Speaking at a Save The Wild Tigers forum in London, Debbie Banks, head of tiger campaigns at the Environment Investigation Agency, said these countries lack tourist products which sufficiently benefit local communities.

"If the people who actually live alongside the tiger owned or had stakes in all these ventures then this might reduce pressure on the tigers," she explained.

"But there is a lot of five-star tourism, with hotels providing swimming pools in drought areas and drawing resources away from local communities, which is not the answer," she warned.

It is estimated that only 3,200 tigers now remain in the wild, with China the principal market for illegal tiger products such as bone, skin, teeth and other body parts.

But Banks said that use in traditional Chinese medicine is no longer the main reason they are hunted.

"The skins are being used to decorate the home, tiger bone wine is given as a prestigious gift. It's not about tradition, it's about luxury and status," she said.
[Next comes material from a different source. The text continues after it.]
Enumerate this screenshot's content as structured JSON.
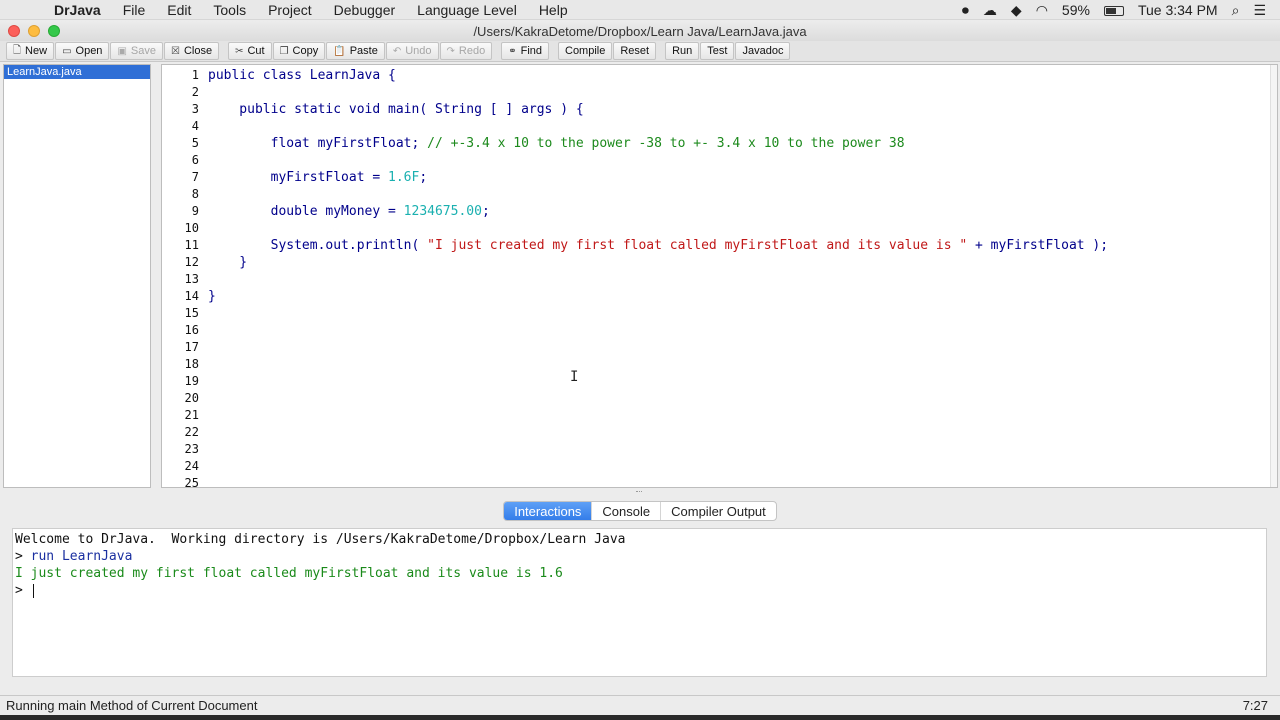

Will Travers, chief executive officer of the Born Free Foundation, called for all captive tigers to be freed from circuses, tourist attractions and 'farms' around the world – estimated at as many as 10,000 tigers. "There are plenty of tigers – but they're in the wrong place," he said.

But Travers was optimistic that the species can be saved from extinction if the right action is taken to stop poaching. "Since the Kenyan government burned its ivory stockpile in 1989, the number of elephants in Kenya has doubled. We can turn things around," he insisted.

The forum was held two weeks after an international summit of world leaders, which saw £208 million pledged to help save the species from extinction.